Long-lost Andy Warhol portrait of Blondie singer Debbie Harry discovered in Delaware, going up for sale for potential millions
pagesix.com
By Ian Mohr – 29th July 2024
A long-lost Andy Warhol portrait of Blondie singer Debbie Harry from 1985 that has been hanging in rural Delaware, is going up for sale, we hear, for potential millions.
The Harry portrait — and a signed disk of 10 Warhol images — was created on an early home computer when Warhol was an ambassador for a now-defunct tech outfit.
Nearly 40 years ago, the famous artist signed on as a brand ambassador to early tech company Commodore and created a portrait of the “Heart of Glass” singer on an Amiga 1000 home computer as part of a promo at Lincoln Center.
According to the Warhol Museum, the artist later made digital creations on the computer of a Campbell’s soup can, flowers and Botticelli’s “The Birth of Venus.” Warhol planned to distribute the images as artworks, he told Amiga World [magazine] at the time, but never did, the museum says.
However, Harry has mentioned that at least two printed copies her Warhol portrait exist.
She recalled in her 2019 memoir, “Face it,” “Andy called and asked me to model for a portrait he was going to create live, at Lincoln Center, as a promotion for the Commodore Amiga computer. It was a pretty amazing event.”
She wrote, “They had a full orchestra and a large board set up with a bunch of technicians in lab coats. The techs programmed away with all the Warhol colors, as Andy designed and painted my portrait.

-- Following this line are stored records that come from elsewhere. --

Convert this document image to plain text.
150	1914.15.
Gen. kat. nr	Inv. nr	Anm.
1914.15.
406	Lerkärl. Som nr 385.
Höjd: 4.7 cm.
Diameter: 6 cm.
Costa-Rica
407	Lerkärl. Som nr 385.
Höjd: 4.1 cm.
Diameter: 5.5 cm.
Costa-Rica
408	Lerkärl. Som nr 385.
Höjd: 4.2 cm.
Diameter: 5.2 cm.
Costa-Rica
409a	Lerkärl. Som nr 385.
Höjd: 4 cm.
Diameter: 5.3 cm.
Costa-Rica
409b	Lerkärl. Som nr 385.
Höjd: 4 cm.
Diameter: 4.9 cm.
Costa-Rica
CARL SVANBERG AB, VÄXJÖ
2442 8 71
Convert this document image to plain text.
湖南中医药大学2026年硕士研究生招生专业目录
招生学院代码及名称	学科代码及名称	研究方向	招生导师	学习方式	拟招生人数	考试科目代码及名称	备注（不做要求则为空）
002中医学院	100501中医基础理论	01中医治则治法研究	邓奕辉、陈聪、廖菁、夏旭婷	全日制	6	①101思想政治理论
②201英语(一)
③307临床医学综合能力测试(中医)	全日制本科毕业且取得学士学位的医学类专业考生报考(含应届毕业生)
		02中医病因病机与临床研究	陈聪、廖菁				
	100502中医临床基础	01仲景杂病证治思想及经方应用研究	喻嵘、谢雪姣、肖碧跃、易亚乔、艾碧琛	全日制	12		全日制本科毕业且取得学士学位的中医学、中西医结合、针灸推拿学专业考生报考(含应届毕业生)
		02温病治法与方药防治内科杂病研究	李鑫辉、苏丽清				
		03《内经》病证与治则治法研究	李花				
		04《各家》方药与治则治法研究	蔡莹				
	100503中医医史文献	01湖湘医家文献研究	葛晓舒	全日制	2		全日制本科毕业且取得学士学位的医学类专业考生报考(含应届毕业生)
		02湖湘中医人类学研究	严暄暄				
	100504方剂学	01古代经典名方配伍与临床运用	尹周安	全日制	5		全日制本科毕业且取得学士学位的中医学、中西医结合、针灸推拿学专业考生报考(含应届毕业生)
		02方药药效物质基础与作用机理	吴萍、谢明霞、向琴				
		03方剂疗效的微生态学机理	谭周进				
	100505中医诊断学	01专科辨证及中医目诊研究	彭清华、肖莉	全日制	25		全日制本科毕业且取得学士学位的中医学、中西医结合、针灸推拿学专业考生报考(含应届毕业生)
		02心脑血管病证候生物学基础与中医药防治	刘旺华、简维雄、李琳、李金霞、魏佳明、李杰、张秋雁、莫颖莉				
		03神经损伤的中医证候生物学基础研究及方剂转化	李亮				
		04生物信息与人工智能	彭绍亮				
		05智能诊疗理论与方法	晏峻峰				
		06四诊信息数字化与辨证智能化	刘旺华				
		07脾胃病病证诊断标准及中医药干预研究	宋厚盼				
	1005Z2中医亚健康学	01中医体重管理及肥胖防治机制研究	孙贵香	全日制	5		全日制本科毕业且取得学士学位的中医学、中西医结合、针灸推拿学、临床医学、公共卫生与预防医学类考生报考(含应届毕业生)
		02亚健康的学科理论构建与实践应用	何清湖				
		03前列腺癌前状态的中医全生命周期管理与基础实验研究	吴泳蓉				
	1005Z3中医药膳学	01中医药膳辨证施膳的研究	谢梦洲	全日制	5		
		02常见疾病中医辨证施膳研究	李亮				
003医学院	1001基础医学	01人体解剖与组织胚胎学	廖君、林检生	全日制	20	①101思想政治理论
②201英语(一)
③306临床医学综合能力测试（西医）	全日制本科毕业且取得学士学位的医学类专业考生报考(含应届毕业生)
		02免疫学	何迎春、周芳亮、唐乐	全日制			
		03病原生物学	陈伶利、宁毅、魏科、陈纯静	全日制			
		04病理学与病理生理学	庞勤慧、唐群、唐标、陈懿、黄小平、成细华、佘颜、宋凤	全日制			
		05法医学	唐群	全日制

I hammed it up some for the cameras, turning toward Andy, running my hand through my hair, and asking in a suggestive Marilyn voice, ‘Are you ready to paint me?’ Andy was pretty hilarious in his usual flat-affect way, as he sparred with the Commodore host.”
According to Harry, “I think there are only two copies of this computer-generated Warhol in existence and I have one of them.”
Turns out the other image has been hanging in the home of a former Commodore technician for nearly 40 years.
A source explained to Page Six of the other Harry portrait, “The second — which has just surfaced after being out of the public eye for nearly four decades — was gifted by Warhol to Commodore’s digital technician Jeff Bruette, who had taught the artist how to use the then cutting-edge computer to create the portrait.”
Bruette now plans to sell off the Harry work, as well as the original Amiga disk — holding 10 digital image files — that’s signed by the artist.
Eight of the Warhol-created images were made during the artist’s Amiga World interview, we’re told, plus an experimental image that was made during the production of the MTV show, “Andy Warhol’s Fifteen Minutes.”
Sources tell us that there have been offers by leading galleries and auction houses — including Carlton Fine Arts and Guernsey’s — to host an exhibition and sell the collection.
But Bruette’s putting up the lot as a private sale, we hear.
The price is undisclosed, but a series of five NFTs of the Amiga images that were restored from obsolete floppy disks in 2014 were sold off by Christie’s for $3.38 million.
Bruette explained in a statement of his work with Warhol: “It’s been almost 40 years since I worked with Warhol — it was a life-changing assignment. For just as long, any time someone has seen the portrait of Debbie hanging on my wall, or learned that I was ‘that guy who worked with Andy,’ especially after the recent explosion of NFTs and digital art, anyone who’s heard the story has been completely riveted.”
“From rural Delaware, where I live, to Hollywood… Even people who knew Andy made the portrait have only ever seen a photograph of it in a magazine or online,” said the techie. “I thought it was time the world got to interact with this extraordinary artwork the way it was meant to be experienced.”
He said of the decision to sell after all these years: “And 40 years ago, I was 40 years younger! Parting with this collection now gives me the chance to help find it the right home. And, to be honest, could make retirement just a little bit more comfortable.”
We’ve also reached out to the Andy Warhol Foundation to comment on the discovery.
Our source hypothesized that there’s actually a third Harry print out there, but that, “the third work of Harry is still at large or has been destroyed.”
Commodore eventually shut down in 1994.